Der Mann, der ihm gerade eine Zigarette geschenkt hatte, war daraufhin ruhig auf ihn zugegangen, hatte ihn mit fester Hand zurückgehalten und ihm einen wuchtigen Schlag ins Gesicht verpasst.

Dazu hatte er nur gemurmelt: »Junge, da draußen ist der Tod.«

Er war daraufhin schluchzend zusammengesackt. Die anderen Soldaten seiner Kompanie, die teilweise ebenfalls in diesem Loch von Unterstand untergebracht waren, hatten das Schauspiel nur stumpf betrachtet – sie hatten Derartiges schon zu oft gesehen, viele von ihnen waren bereits an seiner Stelle gewesen.

Namenloses Grauen hatte ihn beim ersten Anblick eines Schlachtfelds ergriffen. Die graue, von hunderten von Granaten umgepflügte Erde des Niemandslandes zwischen den verfeindeten Schützengräben glich einem Land aus einer anderen Welt, einer dunklen, düsteren Welt des Todes. Der Geruch von Schießpulver, Rauch, Moder und Verwesung hing über ihm. Nein, hier wollte er nicht sterben, schwor er sich, egal wie, er würde überleben. Doch die Angst blieb und nagte weiter an ihm.

Als er zu seiner neuen Kompanie gelangte, war er einer von rund dreißig Frischlingen, die Gefallene oder Verwundete ersetzen sollten. Zunächst nahm man sie überhaupt nicht zur Kenntnis.

Der Kompaniefeldwebel, eben jener Mann, der ihn später vor dem sicheren Selbstmord bewahrte, erklärte ihm gleich zu Beginn, dass man mit den Neuen immer erst nach den ersten vier Wochen näher Bekanntschaft schloss – da bis dahin die meisten sowieso schon tot waren. Wer diese Art von Probezeit überlebte, hatte Chancen, länger dabei zu bleiben, hatte er ihm grinsend mitgeteilt.

Er mochte den Feldwebel irgendwie. Sein Name war Karl Kutowski, er war wohl früher Bäcker gewesen und kam aus dem Schlesischen. Wie alt er war, konnte man nicht schätzen. Die drei Jahre an der Westfront hatten Spuren in seinem Gesicht hinterlassen – er konnte fünfzig sein, aber genauso gut erst dreißig. Alter war hier sowieso einerlei. Es zählten lediglich die Tage, Wochen und Monate, die man bisher hier überlebt hatte.

Sein erstes Ziel war das Ende der angeblichen Probezeit – mit ihr fiel zufällig die Ablösung vom direkten Frontabschnitt zurück in die Etappe für seine Kompanie zusammen: Das hieß, man würde zur Erholung einige Zeit hinter die direkte Frontlinie versetzt, raus aus dem Trommelfeuer, weg von den Angriffen über das Niemandsland hinweg, direkt in die feindlichen Maschinengewehrnester.

Der junge Mann warf den letzten Rest der Zigarette auf den Boden, wo die festgestampfte, aber dennoch feuchte Erde die Glut sofort verlöschen ließ. Seine Hände zitterten immer noch.

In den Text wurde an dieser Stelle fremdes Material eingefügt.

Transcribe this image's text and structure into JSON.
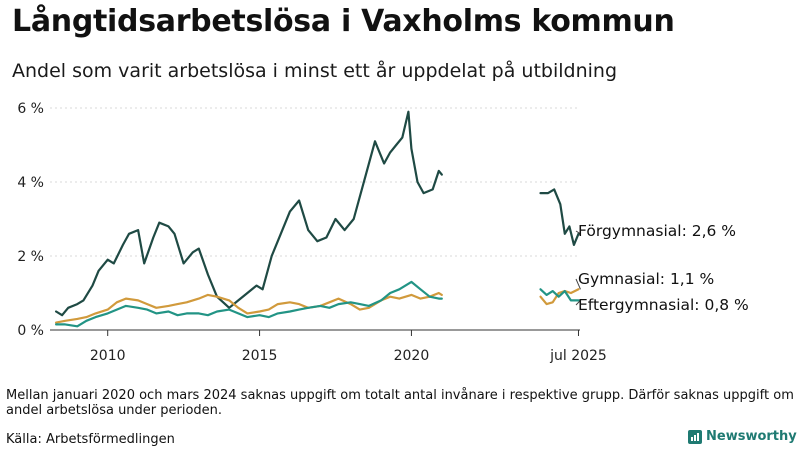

Kutowski neben ihm sah auf seine Taschenuhr und grunzte: »Noch zehn Minuten. Wir gehen also in Stellung.«

Der Soldat stand mühevoll, beinahe wie ein alter Mann auf und öffnete die Tür des in den Boden gegrabenen Verschlags, der für die Gruppe Männer zu einer Heimat geworden war. »Los, raus in Angriffsposition!«

Lautlos, nur mit ein paar Seufzern verbunden, standen die etwa zwanzig Männer auf, die sich in die Nischen des Lochs verkrochen hatten. Das Sturmgewehr in der Hand, traten sie hinaus.

Das ferne Wummern der eigenen Artillerie erwartete sie, am Horizont, jenseits des Todesgebiets sahen sie die Einschläge der deutschen Kanonen aufblitzen. Geduckt gingen sie im Gänsemarsch durch die verschiedenen Gänge des Schützengrabens, bis sie an der Hauptlinie angekommen waren. Dort war bereits der Rest ihrer Kompanie in Stellung gegangen.

Der junge Mann atmete schwer. Er stand in Griffweite einer Leiter, auf die er nach dem Angriffssignal springen und in das Niemandsland vordringen würde. Auf diesen etwa zweihundert Metern bis zur gegnerischen Stellung lagen nicht nur Stacheldrahtverhaue beider Kriegsseiten, sondern der Gegner hatte auch mehr oder weniger freies Schussfeld auf sie.

Die einzige Hoffnung war, dass die Artillerie die feindlichen Maschinengewehrstellungen zumindest teilweise ausgeschaltet hatte.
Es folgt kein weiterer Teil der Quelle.